Alkyl glycol alkoxylates or alkyl diglycol alkoxylates may be used as compounds of general formula (I), these alkyl glycol alkoxylates or alkyl diglycol alkoxylates being C ₂ -C ₅ -alkoxides and C ₄ -C ₈ - alkyl glycol or _C 4 -C ₈ - alkyl diglycol, especially _C 4 -C ₈ - average 1-11 or 0-10 with respect to alkyl diglycol - alkyl glycol or _C 4 -C ₈ It can be obtained by alkoxylation until the degree of alkoxylation is reached.

  Similarly, the following embodiments relate to alkyl diglycols as well as alkyl glycols or alkoxylates thereof.

The alkyl glycol can be a linear or branched alkyl glycol. Binding of the C ₄ -C ₈ -alkyl group to the glycol can occur at the terminal position or at another position along the alkyl chain. Preference is given to linear alkyl glycols, in particular alkyl glycols in the linear terminal position. In particular, the alkyl group of the alkyl glycol has 4 to 6 carbon atoms. The degree of alkoxylation is on average from 1 to 25, in particular from 2 to 12, relative to the alkanol. In this case, in particular C ₂ -C ₄ -alkoxides may be used for alkoxylation. Advantageously, ethylene oxide, propylene oxide, butylene oxide or mixtures thereof are used. Particular preference is given to using ethylene oxide. Preferred ranges relate to alkyl glycol alkoxylates and alkyl diglycol alkoxylates themselves.

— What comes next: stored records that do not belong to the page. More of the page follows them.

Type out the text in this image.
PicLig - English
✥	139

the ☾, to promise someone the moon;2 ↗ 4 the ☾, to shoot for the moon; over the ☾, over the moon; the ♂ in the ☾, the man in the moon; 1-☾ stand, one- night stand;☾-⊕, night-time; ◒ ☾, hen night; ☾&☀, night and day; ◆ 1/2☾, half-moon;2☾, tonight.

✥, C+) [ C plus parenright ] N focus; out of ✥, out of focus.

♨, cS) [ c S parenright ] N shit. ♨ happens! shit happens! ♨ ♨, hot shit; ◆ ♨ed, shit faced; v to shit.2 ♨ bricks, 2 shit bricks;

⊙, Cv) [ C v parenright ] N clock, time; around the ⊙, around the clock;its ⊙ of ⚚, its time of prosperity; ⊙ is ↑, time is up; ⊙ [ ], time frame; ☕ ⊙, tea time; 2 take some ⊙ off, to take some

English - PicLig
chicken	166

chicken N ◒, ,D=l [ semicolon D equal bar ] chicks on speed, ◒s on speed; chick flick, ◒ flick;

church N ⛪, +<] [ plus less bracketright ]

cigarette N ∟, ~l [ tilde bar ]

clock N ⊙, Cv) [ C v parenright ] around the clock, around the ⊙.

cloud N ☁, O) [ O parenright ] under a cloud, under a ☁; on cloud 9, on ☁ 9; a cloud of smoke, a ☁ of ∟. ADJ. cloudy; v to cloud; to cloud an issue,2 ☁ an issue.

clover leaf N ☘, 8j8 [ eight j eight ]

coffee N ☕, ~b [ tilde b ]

  In this case, the preparation is carried out by alkoxylation starting from alcohol-free, particularly pure alkyl glycols and alkyl diglycols, not starting from alkanols as described above. Thus, the product mixture contains the highest alkyl glycol without any residual alkanol. A special distribution occurs for alkyl glycols with a degree of alkoxylation. Alkyl glycol alkoxylates do not contain alcohol by the production method.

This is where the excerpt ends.